The voices came clearly, perhaps more clearly than if he had sat in the room with them: Amonmose’s somewhat thin and interrupted with coughing, Gebu’s deeper, stronger, and somewhat peremptory. He was not affable to this man as he was to those he reckoned his equals. “Tell me,” he said, “why you came so publicly, when you had been given orders to come to me in secret.”
“My lord,” Amonmose said with a degree of trembling, but firm enough for all that, “I did try, but there was no way in but through the gate, and the guards are watchful. I thought it best to be public then, and so avoid suspicion.”
Gebu grunted. “The gods protect fools. And there’s no harm done. I’ll see you housed for the night, and set on your way in the morning, with the things you were to carry with you.”
“As my lord wills,” Amonmose said. “But it might be best if I did what I came to do, and left in the night. There’s a place nearby where I can wait till morning; then go on with no one to notice.”
Kemni held his breath. If Gebu ordered Amonmose to stay, he would have no choice but to obey. That would harm nothing, but it would prolong the game, and sharpen the risk of discovery.
But Gebu said, “Very well. Some would call you a madman for daring the things that walk the dark, but worse things might walk the daylight, after all.”
“You think anyone here suspects?” Amonmose asked—the fool, the reckless fool.
Gebu answered him calmly enough. “I think not. What is there to suspect? I’m the good prince, the loyal son and servant, the novice charioteer.”
“Good,” said Amonmose, and Kemni remembered to breathe agai
n. “I was asked to be sure of that. For safety’s sake, you understand.”
“I understand,” Gebu said. “Very well, then. I’ll fetch what’s needed. Stay here and wait. If anyone comes, tell him you’re waiting on my pleasure. I’ll have food and drink fetched, to make it more plausible.”
“My lord is generous,” Amonmose said.
Kemni heard Gebu go: the footsteps receding, and Amonmose’s long, audible sigh. Kemni thought of speaking to him, but thought better of it. There might be a spy, or Gebu might return unexpectedly.
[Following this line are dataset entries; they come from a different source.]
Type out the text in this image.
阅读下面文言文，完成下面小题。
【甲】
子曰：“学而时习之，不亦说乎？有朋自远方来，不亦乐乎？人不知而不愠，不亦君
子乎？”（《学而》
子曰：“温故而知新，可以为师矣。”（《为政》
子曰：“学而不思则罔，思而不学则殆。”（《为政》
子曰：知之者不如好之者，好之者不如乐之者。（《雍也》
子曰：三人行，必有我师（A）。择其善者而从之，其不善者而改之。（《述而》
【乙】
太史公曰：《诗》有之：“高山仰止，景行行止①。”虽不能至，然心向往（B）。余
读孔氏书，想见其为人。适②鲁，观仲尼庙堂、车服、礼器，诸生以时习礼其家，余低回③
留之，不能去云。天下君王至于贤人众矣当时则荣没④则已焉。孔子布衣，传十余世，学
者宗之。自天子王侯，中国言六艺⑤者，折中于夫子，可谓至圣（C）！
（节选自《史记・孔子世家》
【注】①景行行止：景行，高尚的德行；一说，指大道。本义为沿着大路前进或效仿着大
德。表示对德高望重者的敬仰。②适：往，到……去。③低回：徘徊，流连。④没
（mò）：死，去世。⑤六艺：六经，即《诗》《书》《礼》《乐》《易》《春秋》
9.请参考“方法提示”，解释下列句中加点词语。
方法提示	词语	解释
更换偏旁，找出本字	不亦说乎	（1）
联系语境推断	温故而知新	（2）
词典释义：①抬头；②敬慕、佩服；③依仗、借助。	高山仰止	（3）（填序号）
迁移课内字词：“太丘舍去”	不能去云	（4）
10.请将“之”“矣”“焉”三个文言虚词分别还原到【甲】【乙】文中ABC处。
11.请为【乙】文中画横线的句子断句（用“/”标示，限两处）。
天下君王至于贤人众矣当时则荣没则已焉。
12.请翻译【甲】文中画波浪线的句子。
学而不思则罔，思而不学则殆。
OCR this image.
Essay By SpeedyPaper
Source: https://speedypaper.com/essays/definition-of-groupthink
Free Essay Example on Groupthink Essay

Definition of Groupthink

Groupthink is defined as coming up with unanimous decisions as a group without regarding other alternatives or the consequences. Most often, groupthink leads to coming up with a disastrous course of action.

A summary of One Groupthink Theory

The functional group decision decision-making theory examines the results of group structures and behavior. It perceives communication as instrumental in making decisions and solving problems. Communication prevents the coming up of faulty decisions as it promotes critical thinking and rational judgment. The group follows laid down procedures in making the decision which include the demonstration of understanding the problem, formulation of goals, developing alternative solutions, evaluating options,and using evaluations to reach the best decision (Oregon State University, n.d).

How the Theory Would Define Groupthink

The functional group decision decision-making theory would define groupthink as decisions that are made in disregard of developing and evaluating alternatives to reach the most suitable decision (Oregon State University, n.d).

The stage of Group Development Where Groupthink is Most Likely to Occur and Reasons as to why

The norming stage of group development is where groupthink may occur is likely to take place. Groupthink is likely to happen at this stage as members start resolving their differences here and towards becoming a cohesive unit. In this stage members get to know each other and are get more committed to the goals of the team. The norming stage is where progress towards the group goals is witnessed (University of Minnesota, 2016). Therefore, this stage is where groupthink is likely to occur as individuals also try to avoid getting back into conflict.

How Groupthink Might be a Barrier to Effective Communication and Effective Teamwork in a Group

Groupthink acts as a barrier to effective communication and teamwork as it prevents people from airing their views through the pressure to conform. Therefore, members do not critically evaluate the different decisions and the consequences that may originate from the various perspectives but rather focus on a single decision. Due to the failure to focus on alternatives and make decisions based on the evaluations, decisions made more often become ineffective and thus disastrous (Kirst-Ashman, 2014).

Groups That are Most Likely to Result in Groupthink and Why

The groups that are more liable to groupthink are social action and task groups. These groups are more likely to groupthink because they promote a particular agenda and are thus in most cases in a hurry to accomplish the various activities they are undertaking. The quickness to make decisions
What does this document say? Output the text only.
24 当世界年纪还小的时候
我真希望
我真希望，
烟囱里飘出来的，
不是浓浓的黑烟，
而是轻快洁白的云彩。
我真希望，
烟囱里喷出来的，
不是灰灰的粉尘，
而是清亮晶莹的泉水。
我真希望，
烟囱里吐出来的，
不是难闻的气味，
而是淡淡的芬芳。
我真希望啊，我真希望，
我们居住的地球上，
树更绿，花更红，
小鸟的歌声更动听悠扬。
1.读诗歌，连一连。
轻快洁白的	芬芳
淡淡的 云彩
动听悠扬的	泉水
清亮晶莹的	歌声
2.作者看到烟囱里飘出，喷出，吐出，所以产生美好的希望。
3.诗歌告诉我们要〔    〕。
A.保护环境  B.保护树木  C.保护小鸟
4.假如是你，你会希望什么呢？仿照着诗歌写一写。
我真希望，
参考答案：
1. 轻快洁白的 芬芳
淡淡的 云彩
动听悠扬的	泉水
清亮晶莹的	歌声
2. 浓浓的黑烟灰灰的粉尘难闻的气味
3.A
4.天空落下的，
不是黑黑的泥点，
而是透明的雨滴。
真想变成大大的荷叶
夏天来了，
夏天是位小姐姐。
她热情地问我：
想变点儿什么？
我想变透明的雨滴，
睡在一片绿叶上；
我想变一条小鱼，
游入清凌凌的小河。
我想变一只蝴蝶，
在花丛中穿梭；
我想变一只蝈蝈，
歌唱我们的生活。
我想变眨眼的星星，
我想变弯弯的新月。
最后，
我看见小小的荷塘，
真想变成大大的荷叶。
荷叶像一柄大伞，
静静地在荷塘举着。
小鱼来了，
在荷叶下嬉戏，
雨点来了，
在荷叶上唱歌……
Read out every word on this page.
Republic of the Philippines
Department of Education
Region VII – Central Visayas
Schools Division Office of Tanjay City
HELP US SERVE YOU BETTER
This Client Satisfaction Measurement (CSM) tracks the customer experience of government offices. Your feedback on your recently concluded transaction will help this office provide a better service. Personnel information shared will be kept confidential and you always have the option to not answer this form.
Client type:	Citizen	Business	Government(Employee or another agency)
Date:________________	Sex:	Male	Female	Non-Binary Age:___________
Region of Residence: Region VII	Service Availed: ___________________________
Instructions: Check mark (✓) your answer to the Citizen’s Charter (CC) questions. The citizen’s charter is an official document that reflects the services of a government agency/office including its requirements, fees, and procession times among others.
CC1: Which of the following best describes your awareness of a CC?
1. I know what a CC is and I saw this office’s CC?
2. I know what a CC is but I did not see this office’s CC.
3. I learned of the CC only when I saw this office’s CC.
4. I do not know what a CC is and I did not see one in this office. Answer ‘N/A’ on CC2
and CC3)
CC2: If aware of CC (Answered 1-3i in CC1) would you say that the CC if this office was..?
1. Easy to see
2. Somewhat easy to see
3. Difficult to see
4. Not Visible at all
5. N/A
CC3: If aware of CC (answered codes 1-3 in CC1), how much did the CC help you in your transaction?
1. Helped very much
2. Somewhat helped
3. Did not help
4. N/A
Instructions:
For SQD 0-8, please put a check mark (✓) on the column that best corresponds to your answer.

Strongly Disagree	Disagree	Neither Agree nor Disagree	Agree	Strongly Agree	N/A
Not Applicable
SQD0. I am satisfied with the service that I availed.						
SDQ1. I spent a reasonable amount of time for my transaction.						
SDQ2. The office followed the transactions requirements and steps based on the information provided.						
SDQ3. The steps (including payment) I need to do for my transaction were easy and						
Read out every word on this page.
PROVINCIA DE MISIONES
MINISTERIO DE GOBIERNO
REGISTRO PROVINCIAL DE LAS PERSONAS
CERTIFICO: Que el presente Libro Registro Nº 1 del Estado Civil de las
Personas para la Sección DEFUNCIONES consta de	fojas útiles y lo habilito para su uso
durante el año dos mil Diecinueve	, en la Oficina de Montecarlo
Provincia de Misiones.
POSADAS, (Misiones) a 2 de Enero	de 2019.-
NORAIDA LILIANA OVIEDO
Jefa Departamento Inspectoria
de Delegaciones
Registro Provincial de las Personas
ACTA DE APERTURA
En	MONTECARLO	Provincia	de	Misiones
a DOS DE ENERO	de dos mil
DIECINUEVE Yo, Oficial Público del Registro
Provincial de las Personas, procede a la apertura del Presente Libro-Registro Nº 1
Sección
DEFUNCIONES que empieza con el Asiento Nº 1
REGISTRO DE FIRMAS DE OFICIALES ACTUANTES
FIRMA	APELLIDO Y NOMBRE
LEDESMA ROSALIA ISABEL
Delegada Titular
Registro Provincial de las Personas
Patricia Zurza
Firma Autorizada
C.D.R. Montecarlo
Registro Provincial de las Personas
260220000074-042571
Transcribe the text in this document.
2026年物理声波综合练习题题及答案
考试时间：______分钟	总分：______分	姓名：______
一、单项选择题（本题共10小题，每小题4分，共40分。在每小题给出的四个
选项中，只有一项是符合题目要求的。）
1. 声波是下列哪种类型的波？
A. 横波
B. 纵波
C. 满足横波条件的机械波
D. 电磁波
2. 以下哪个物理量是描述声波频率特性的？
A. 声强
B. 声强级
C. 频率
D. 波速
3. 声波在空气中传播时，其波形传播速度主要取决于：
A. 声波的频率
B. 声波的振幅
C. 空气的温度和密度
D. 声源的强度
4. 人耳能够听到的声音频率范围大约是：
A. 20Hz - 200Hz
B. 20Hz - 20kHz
Conspiracies bred suspicion.
Safest then to keep silent, and to wait as Amonmose waited, though the time seemed endless. A servant came with food and drink—fortunate for Amonmose; Kemni’s stomach growled like a dog, demanding its own dinner. But that he could not give it until this thing was done.
More than once Kemni knew that Gebu had guessed that all was not what it seemed; that the true messenger had been found, or had escaped; that—worst of all—Iphikleia had died while he sat there in useless stillness, waiting for the game to be ended.
He was perilously close to leaping up and bolting when Gebu’s steps returned. They were brisk, no slowness of reluctance, and he was alone as before. No guards to destroy the impostor.
“My lord,” Amonmose said, with a rustle as if he rose from where he had been sitting.
“Sit, sit,” Gebu said. “Here, I’ve brought what you’re to carry. Be sure you keep it safe.”
“As always, my lord,” Amonmose said.
“Well then,” said Gebu. “The gods protect you, and favor your journey.” It was a dismissal—and such a one as to knot Kemni’s belly.
As if any god could favor such treason. As if any god would.
V
Amonmose left the room as he had been instructed, and let Gebu think that he had found his way out through one of the gardens with Gebu’s guidance. But once Gebu was well deceived, Amonmose found Kemni where they had agreed to meet, in a stable outside the wall, new-built and occupied by only a handful of horses.